Thursday 30 November 2017

Er... WhatsApp Doc?




Er.. What's app Doc?


Okay – I'll come right out with it - I hate WhatsApp! I'm tempted to follow this up by saying that I also hate smart phones in general but that would be very far from the truth. In fact I think smart phones are remarkable pieces of technology. Just look at what they can do. They can take photos and film videos, pin point your location and plan a route to somewhere else. They can give you online access to more information that anybody will ever need They can schedule your appointments, scan your shopping and wake you up. You can do your banking with them, plan and book your holidays, watch films and play games. You can even use them to make telephone calls! They make the communicators used by the crew of Starship Enterprise in the Star Trek films and TV series look quite basic. No, I'm not a modern day Luddite.. What? You don't know what a Luddite is?... well –  just Google it on your smart phone … In fact I admire most inventions even if I don't embrace them all. However they do all have one important and the same drawback, namely that human beings are allowed to use them! And that's where it all goes wrong.

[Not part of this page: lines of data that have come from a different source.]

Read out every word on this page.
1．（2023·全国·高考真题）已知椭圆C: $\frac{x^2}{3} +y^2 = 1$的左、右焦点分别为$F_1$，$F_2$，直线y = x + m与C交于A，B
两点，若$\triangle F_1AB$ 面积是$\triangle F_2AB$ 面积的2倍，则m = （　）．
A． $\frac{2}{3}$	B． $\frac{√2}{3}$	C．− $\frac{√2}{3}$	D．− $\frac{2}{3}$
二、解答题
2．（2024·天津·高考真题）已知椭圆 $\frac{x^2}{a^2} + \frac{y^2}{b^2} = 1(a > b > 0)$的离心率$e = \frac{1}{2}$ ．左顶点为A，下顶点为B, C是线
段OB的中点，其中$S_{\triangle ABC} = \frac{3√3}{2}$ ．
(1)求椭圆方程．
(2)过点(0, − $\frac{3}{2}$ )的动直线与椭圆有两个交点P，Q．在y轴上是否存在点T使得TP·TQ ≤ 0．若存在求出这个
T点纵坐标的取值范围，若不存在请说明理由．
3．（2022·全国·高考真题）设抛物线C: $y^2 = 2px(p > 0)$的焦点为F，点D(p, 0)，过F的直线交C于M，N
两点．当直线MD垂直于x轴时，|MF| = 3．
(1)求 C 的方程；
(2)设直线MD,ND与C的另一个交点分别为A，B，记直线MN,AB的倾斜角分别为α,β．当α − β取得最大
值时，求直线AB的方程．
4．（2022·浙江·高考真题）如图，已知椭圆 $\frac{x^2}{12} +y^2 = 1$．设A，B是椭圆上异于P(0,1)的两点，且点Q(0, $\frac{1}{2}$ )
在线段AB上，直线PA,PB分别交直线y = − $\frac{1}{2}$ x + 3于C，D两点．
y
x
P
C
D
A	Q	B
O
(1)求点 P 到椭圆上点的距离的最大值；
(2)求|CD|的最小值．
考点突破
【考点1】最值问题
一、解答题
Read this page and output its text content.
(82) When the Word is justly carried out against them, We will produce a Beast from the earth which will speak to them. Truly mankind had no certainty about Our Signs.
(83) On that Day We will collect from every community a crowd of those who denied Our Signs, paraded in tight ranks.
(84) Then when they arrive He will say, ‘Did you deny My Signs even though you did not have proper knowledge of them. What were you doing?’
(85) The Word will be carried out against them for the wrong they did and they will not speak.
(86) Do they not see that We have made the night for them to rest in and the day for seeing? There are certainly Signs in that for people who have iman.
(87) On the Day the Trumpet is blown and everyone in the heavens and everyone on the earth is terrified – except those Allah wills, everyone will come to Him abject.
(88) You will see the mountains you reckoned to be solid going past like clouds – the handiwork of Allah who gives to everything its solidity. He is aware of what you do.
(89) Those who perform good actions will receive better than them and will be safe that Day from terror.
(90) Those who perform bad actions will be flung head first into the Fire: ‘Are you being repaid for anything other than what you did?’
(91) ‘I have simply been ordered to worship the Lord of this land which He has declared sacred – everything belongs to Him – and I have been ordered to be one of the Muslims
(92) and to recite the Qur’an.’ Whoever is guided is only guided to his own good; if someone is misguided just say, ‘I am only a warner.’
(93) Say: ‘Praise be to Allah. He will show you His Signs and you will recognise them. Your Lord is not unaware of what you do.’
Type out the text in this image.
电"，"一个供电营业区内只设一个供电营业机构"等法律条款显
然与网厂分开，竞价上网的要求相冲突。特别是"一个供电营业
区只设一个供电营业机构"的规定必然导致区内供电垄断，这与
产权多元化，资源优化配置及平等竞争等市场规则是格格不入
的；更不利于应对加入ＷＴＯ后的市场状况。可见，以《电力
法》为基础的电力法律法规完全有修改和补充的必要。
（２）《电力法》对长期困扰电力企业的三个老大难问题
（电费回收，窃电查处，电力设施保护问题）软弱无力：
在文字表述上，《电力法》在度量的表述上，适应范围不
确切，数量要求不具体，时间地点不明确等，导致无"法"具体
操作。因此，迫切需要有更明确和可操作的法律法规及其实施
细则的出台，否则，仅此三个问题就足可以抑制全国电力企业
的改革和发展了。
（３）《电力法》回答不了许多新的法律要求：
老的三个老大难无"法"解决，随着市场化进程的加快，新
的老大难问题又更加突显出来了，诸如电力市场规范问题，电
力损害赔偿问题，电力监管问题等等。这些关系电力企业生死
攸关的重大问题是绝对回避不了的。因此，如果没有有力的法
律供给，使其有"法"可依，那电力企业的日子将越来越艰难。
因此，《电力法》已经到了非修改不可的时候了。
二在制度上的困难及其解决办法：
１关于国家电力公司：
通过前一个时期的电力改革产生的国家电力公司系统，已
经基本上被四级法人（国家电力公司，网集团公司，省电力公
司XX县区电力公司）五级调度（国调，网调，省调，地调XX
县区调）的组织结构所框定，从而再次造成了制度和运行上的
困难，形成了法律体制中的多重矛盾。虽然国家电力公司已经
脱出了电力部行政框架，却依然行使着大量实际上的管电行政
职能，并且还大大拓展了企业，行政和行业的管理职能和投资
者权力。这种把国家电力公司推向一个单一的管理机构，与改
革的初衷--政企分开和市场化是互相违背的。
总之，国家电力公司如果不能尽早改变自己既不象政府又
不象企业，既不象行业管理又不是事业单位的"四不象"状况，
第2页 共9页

Despite all the obvious advantages of global mobile communication and all the amazing features of these pocket sized technological wonders they seem mostly to be used for playing games, exchanging lunch photos or resolving petty arguments in cafés and pubs. We used to sit around drinking with friends while discussing a whole range of topics, as the evening wore on the subjects would become both more trivial and more heated. But - at closing time each of us would go home happy in the knowledge that we had been right. Now someone is bound to spoil the fun by checking the facts on their phone proving at least some of us wrong while at the same time bringing the conversation, that may well have entertained us the whole evening,  to an abrupt end.


Of course, in developing countries where the infrastructure was poor, mobile telephones have vastly improved communication and they have certainly saved people from death and danger. However, when I hear customers in the supermarket calling home to ask whether they should buy milk or plain chocolate cookies I sometimes wonder if all the time, effort ,research, development and ingenuity was really worth it!


So- what's up with WhatApp then? Well, here again it's not a question of me not moving with the times. I have a Facebook account, a Twitter account, LinkedIn and a few other accounts besides and I spend quite a lot of time using them. The point is, though, I don't carry them around with me. I read and post articles, photos, cartoons, columns or chat,  in private without disturbing other people. And that's the problem with WhatsApp (and Messenger), besides giving my partner yet another reason not to listen to me, it is overall, everywhere and, more often than not, intrusive. It's great that we can have free, easy and immediate contact with people all over the world but that doesn't mean we have to do it all the time!  Frequently, in company, some of the gathering will have a least half an eye on their screen, while others will be openly reading or answering messages. WhatsApp is addictive. If proof was needed I found it last summer half way up the Caucasus mountains. Lunch had been arranged in a small restaurant that was officially not yet open, there was a beautiful view, a friendly greeting, the table was already laid and full of delicious looking food BUT there was also Wifi...within seconds every member of the group, the driver, the guide, the guides wife, the assistant guides and all the mountain bikers were checking to see how many messages they had missed during the previous two hours driving or cycling! I was surprised, annoyed, embarrassed, and a little sad. Well, okay, to be honest, I was mostly very hungry and eager to get on with the eating part but you get the picture.


I have a computer, a lap-top and a tablet and as I have already mentioned I use quite a range of social media nonetheless it was a long time before we bought our first computer, not because of any resistance to modernity, technological advance or change, quite the reverse in fact.

I predicted that once I had a computer a disproportionate amount of my day would be spent sitting in front of a screen. And that is exactly what happend, that's what I do, for work and play, for pleasure and education, for social contacts and self promotion and sometimes just to pass the time. So now you have a clue to the real reason that I still have a very-far-from-smart-phone and no WhatsApp. You can forget everything I have written above – the plain truth is I'm afraid that when I do get a smartphone, and that is inevitable, I will be at least as bad as everybody else and maybe a bit worse than some!